The output port needs to be declared as a buffered port, and the master clock input must be declared as an unbuffered input port. A clock block is also required:
buffered out port:32 adat_port = XS1_PORT_1P;
in port mck = XS1_PORT_1O;
clock mck_blk = XS1_CLKBLK_2;
The ports need to be setup so that the output port is clocked of the master clock with a suitable delay (to enable the external flop to latch the signal). Do not forget to start the clock block, otherwise nothing shall happen:
void setupClocks() {
set_clock_src(mck_blk, mck);
set_clock_fall_delay(mck_blk, 7); // XAI2 board, set to appropriate value for board.
set_port_clock(adat_port, mck_blk);
start_clock(mck_blk);
}
The data generator should first transmit the clock multiplier and the SMUX flags, prior to transmitting data. To terminate, send an END token:
void generateData(chanend c_data) {
outuint(c_data, 512); // master clock multiplier (1024, 256, or 512)
outuint(c_data, 0); // SMUX flag (0, 2, or 4)
for (int i = 0; i < 1000; i++) {
outuint(c_data, i); // left aligned data (only 24 bits will be used)
}
outct(c_data, XS1_CT_END);
}
The main program simply forks the data generating thread and the transmitter in parallel in two threads. Prior to starting the transmitter, the clocks should be set up:
int main(void) {
chan c_data;
par {
generateData(c_data);
{
setupClocks();
adat_tx_port(c_data, adat_port);
}
}
return 0;
}
The output port needs to be declared as a buffered port, and the master clock input must be declared as an unbuffered input port. A clock block is also required:
buffered out port:32 adat_port = XS1_PORT_1P;
in port mck = XS1_PORT_1O;
clock mck_blk = XS1_CLKBLK_2;
The ports need to be setup so that the output port is clocked of the master clock with a suitable delay (to enable the external flop to latch the signal). Do not forget to start the clock block, otherwise nothing shall happen:
void setupClocks() {
set_clock_src(mck_blk, mck);
set_clock_fall_delay(mck_blk, 7); // XAI2 board, set to appropriate value for board.
set_port_clock(adat_port, mck_blk);
start_clock(mck_blk);
}
The thread that drives the port should input words from the channel, and output them with reversed byte order.

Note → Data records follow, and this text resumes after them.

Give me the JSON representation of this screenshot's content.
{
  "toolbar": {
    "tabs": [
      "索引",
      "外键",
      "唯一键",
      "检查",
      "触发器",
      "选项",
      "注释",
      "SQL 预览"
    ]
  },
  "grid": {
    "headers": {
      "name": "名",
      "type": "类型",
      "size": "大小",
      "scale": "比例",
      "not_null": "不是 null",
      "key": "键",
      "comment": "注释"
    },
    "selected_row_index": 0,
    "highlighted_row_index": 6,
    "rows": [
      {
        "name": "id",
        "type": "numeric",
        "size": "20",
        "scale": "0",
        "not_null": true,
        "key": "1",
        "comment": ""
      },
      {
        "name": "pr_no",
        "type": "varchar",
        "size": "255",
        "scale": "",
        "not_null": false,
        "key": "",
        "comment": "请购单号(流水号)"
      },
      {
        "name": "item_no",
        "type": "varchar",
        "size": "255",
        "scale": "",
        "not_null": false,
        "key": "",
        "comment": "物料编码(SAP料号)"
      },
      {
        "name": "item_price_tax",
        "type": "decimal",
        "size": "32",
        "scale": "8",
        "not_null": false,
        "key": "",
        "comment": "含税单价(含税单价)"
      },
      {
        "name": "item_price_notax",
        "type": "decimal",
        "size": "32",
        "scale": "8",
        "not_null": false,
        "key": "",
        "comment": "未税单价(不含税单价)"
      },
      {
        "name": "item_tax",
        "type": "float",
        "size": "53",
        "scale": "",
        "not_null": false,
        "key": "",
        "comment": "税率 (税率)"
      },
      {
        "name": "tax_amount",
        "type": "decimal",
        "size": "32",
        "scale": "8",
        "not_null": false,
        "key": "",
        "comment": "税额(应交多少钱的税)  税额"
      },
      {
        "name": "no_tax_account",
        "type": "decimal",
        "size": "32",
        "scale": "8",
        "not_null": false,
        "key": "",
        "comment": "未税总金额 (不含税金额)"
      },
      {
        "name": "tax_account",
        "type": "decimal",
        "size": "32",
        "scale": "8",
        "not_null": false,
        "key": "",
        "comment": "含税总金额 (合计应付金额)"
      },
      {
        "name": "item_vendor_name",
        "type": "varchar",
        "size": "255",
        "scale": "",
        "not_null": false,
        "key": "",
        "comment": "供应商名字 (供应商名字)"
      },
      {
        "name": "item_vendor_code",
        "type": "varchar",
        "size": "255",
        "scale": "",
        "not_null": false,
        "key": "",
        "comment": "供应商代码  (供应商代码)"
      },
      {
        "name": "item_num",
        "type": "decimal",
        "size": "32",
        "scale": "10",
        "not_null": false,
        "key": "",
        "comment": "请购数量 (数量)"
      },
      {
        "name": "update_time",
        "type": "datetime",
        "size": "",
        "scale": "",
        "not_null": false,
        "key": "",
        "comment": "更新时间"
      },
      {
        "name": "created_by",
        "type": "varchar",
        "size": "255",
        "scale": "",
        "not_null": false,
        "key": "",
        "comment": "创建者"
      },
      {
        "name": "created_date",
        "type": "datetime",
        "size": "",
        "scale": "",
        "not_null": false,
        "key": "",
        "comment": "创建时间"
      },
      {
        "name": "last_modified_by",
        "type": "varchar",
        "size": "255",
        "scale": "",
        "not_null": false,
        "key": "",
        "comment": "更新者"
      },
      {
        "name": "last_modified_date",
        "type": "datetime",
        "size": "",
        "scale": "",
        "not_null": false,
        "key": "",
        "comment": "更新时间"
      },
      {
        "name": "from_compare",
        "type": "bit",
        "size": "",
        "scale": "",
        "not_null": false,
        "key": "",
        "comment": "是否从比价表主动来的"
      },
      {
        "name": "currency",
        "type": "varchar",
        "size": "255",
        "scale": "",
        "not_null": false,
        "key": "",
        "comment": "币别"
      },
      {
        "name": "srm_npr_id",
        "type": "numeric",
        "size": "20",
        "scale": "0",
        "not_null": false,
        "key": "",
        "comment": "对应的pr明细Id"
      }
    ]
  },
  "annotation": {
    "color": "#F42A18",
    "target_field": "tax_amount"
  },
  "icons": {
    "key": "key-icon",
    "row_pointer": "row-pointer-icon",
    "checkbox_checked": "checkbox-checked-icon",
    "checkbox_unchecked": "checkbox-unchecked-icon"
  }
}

Note that this activity of INPUT, BYTEREV and OUTPUT takes only three instructions and can often be merged with other threads; for example if there is an I2S thread that delivers data syncrhonised to the same master clock, then that thread can simultaneously drive the ADAT and I2S ports:
void drivePort(chanend c_port) {
setupClocks();
while (1) {
adat_port <: byterev(inuint(c_port));
}
}
The data generator should first transmit the clock multiplier and the SMUX flags, prior to transmitting data. To terminate, send an END token:
void generateData(chanend c_data) {
outuint(c_data, 512); // master clock multiplier (1024, 256, or 512)
outuint(c_data, 0); // SMUX flag (0, 2, or 4)
for (int i = 0; i < 1000; i++) {
outuint(c_data, i); // left aligned data (only 24 bits will be used)
}
outct(c_data, XS1_CT_END);
}
The main program simply forks the data generating thread and the transmitter in parallel in two threads. Prior to starting the transmitter, the clocks should be set up:
int main(void) {
chan c_data;
chan c_port;
par {
generateData(c_data);
adat_tx(c_data, c_port);
drivePort(c_port);
}
return 0;
}